How do you know if you’re nonfiction writing is telling a great story?
Work with or hire a mentor
What kind of nonfiction writing has great storytelling built in? Good old fashioned journalism.
As tying in storytelling to content writing was my weakest point, I decided to work with writing mentor Marian Edmunds. Marian is an ex Financial Times writer with many years of experience in the field.
Every two weeks we’d hop on a call and go over my writing or a piece I was editing for the Kayako blog.
Before working with Marian, I found it difficult to get detailed feedback on my writing. I wanted in-depth sessions where we could tear down my writing and really know what and where I could improve. This is where I found Marian most helpful. To get that kind of attention on your work, sometimes you need to pay for it.
6. Tips and tools to make your writing and editing easier
Although this isn’t the focus of this blog post, there are ways to immediately upgrade the quality of your writing. Here’s a few quick wins:
- Too. Ending a sentence with “me too” is simple but ending a sentence with “We got lucky with Step 2 and 3, too” becomes a little trickier for a reader to comprehend. By default, end as sentence on “as well”.
- “Yet” and “but”. When there are other angles or different perspectives using but or yet makes sense. But your writing can end up being riddled with a string of “buts”. You might feel the need to mix it up. As a rule try to start sentences with “yet”, and using “but” mid-sentence.
- Also. A personal opinion of mine is also can appear as a low self-esteem word in writing. Most writers use it as a way to say don’t forget this is important! Instead, rewrite the sentence and show the reader it is important e.g. “Naturally, we were also very much on the same page”

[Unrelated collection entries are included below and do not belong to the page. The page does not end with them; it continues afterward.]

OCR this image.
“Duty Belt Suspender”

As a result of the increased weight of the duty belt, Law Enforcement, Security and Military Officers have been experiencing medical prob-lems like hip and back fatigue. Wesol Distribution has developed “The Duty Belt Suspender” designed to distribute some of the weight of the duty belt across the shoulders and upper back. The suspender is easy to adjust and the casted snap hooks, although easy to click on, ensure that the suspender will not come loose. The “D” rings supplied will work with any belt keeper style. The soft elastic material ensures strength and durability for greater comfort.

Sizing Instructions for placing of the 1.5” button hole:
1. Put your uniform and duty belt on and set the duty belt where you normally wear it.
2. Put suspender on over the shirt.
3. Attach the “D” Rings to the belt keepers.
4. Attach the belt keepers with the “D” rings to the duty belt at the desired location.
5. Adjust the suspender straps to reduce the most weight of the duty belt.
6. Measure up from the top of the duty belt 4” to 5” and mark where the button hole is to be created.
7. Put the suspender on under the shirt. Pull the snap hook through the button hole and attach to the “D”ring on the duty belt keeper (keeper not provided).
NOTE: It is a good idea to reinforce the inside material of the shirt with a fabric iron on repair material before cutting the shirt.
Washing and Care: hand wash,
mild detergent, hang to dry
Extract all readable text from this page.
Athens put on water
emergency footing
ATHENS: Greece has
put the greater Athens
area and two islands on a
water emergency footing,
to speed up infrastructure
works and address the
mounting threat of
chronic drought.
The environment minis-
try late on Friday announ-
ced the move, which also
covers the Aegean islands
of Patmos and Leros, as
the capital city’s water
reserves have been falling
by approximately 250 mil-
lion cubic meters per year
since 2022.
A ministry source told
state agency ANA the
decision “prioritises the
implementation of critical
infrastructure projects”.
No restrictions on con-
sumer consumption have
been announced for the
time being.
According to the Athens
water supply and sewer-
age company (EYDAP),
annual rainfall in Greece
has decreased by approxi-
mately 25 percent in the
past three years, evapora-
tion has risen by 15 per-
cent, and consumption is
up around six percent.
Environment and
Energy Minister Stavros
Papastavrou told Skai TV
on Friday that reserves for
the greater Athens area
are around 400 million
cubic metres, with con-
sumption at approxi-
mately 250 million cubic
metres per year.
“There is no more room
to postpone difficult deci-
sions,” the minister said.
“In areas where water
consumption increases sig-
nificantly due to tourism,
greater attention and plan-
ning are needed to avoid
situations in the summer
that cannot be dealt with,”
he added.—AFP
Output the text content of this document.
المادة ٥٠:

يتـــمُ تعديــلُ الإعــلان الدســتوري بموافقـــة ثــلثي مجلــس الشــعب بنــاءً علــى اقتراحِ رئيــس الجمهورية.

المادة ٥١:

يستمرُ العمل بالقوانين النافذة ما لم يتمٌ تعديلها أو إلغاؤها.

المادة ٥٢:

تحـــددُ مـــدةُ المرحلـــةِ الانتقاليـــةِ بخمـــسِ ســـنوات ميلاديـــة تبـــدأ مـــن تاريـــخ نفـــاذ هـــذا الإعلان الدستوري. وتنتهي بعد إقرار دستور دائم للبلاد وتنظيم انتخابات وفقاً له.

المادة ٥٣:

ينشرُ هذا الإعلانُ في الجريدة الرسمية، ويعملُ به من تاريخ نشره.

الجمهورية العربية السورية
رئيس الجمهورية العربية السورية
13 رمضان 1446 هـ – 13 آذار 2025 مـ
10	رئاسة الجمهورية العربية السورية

- And. No one really cares if you start a sentence with and. If you’re using it, make sure you’re adding value to the previous sentence. If it feels like it’s tacked on, get rid of the sentence.
Tools do have their place in helping you become a better writer. When I was going through the motions to improve my prose, here’s what I relied on:
- Grammarly – Saves you from embarrassing errors. Your welcome ;-).
- Evernote – Perfect for curation of articles for inspiration research and fleshing out ideas.
- Hemingway Editor – Tells you when you’re being too wordy, or writing in a passive voice.
- TitleCap – Automatically capitalize titles according to AP Style
- RescueTime – Get weekly updates and see how much time you’re spending in your word processor.
- Scrivener – See your work at a glance. Essential software for writing an in depth guide, ebook, or book. Works offline (unlike Google Docs), backup your files though!
When will you become a better writer?
Above are the foundations that can make anyone a great writer. Isn’t it comforting to know that picking the right time for daily practice, commitment, and focus are the only things stopping you from becoming a great writer? You can put all those worries to bed. Skills are not genetically determined, they’re learned.
What are you waiting for? Pick up a pen or open up your word processor and start writing!